Wellesley Professor Gives News Media Expert Opinion on Child Care Funding

Wellesley Professor Gives News Media Expert Opinion on Child Care Funding
Image credit: Creative Commons; courtesy of Marc van der Chijs
March 2, 2017

As discussions involving publicly funded child care intensify, Barbara Beatty, professor of education at Wellesley, spoke with both WBUR’s Radio Boston and the Boston Globe about the history behind the current debate on child care and the need for public funding.

Beatty, an expert in early childhood education and the history of educational reform, says the question we must consider is, “How can we make combined universal preschool education and child care a nonpartisan public good?” In her interview with WBUR, she talks about how President Nixon's 1971 veto of a comprehensive children's services bill politicized child care and stigmatized working mothers.  Calls for federal support for child care are back, but with more emphasis on tax credits than on increasing high quality programs with well-paid professionals, although increasing visibility for the need is welcome.

Beatty also provided historical context for a Boston Globe article that asked, “Is day care impossible?” and made the case that “individual families shouldn’t bear the burden of child care costs.” It is a relatively common thought, Beatty told the Globe, that children too young to be in school should be taken care of by their mothers and not be put in child care services. However, this was not always the case, she said. Support for publicly funded child care swelled during the early 1970s; even earlier, amid an influx of immigration, industrialists including John D. Rockefeller and Andrew Carnegie advocated for kindergarten as a tool to assimilate newly arrived children, the goal being to “turn them into model American citizens who were well-behaved….”

In her courses on the history of childhood and education and in her book Preschool Education in America, Beatty shows that in the past, women in the kindergarten movement garnered public support for the welfare of young children and their families. “When I talk about the history of child care and preschool education in my classes,” Beatty said in an email interview, “I’m always struck by how interested students are in the history of public responsibility for young children, and how little [some] have been taught about it before coming to Wellesley. Students also see immediately how much the lack of universal preschool education and child care will affect their own lives, as parents and citizens, and the future of our country.”

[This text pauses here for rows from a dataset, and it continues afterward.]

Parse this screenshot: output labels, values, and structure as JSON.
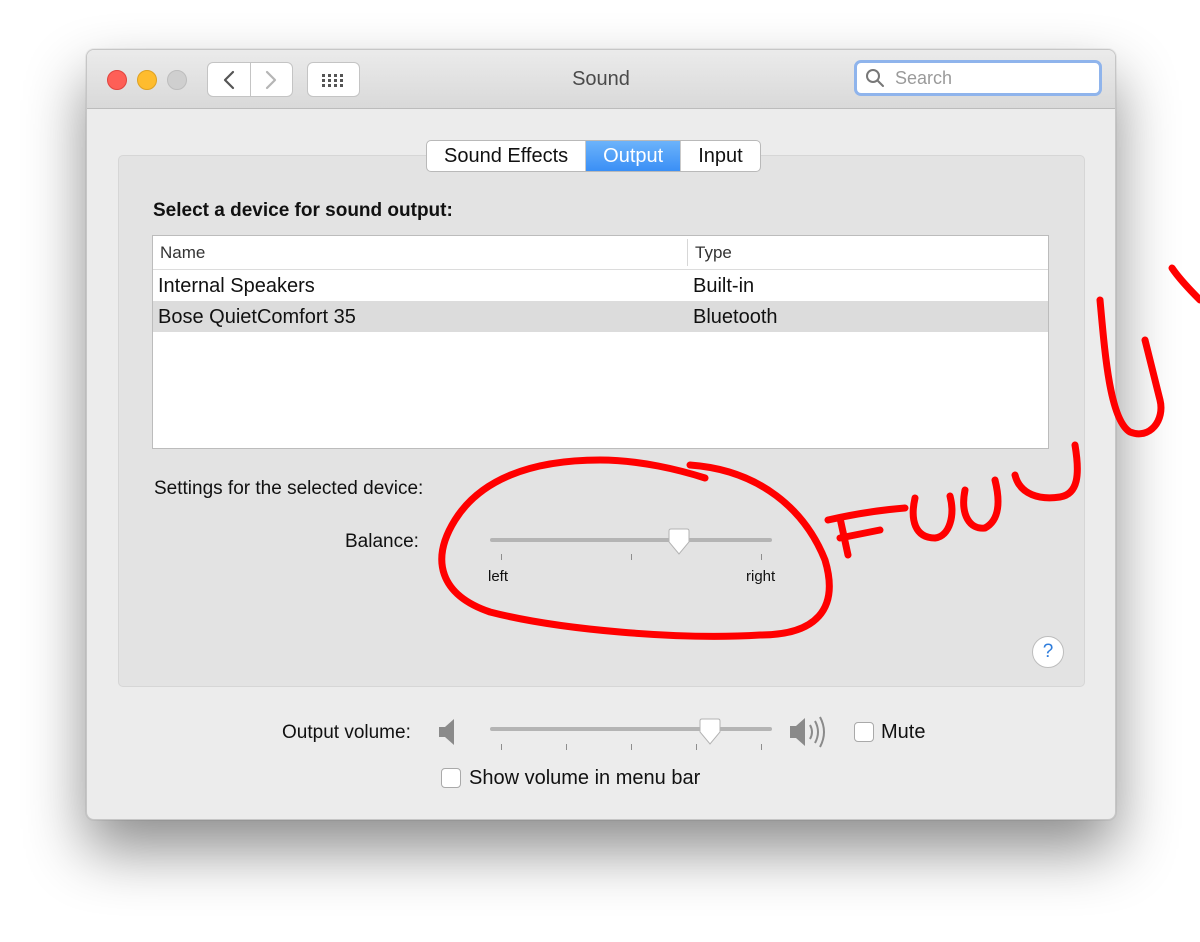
{
  "window": {
    "title": "Sound"
  },
  "search": {
    "placeholder": "Search"
  },
  "tabs": [
    {
      "label": "Sound Effects",
      "active": false
    },
    {
      "label": "Output",
      "active": true
    },
    {
      "label": "Input",
      "active": false
    }
  ],
  "output": {
    "section_title": "Select a device for sound output:",
    "columns": {
      "name": "Name",
      "type": "Type"
    },
    "devices": [
      {
        "name": "Internal Speakers",
        "type": "Built-in",
        "selected": false
      },
      {
        "name": "Bose QuietComfort 35",
        "type": "Bluetooth",
        "selected": true
      }
    ],
    "settings_title": "Settings for the selected device:",
    "balance": {
      "label": "Balance:",
      "left_label": "left",
      "right_label": "right",
      "value": 0.67
    },
    "help": "?"
  },
  "volume": {
    "label": "Output volume:",
    "value": 0.78,
    "mute_label": "Mute",
    "mute_checked": false,
    "show_in_menu_label": "Show volume in menu bar",
    "show_in_menu_checked": false
  },
  "annotation": {
    "text": "FUUU",
    "color": "#ff0000"
  }
}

Beatty began her career as a teacher in an experimental kindergarten in Boston, where her interest in early childhood education was piqued. She has been a member of Wellesley’s education department since 1981 and its chair since 2002. Beatty’s research focuses on the history of education and educational reform, with the goal to “increase social equity through education.” She has been an associate editor of History of Education Quarterly, as well as a member of both the Society for the History of Children and Youth and the Consortium for Excellence in Teacher Education. She has written extensively about the history of the kindergarten movement, child psychology, and educating young children.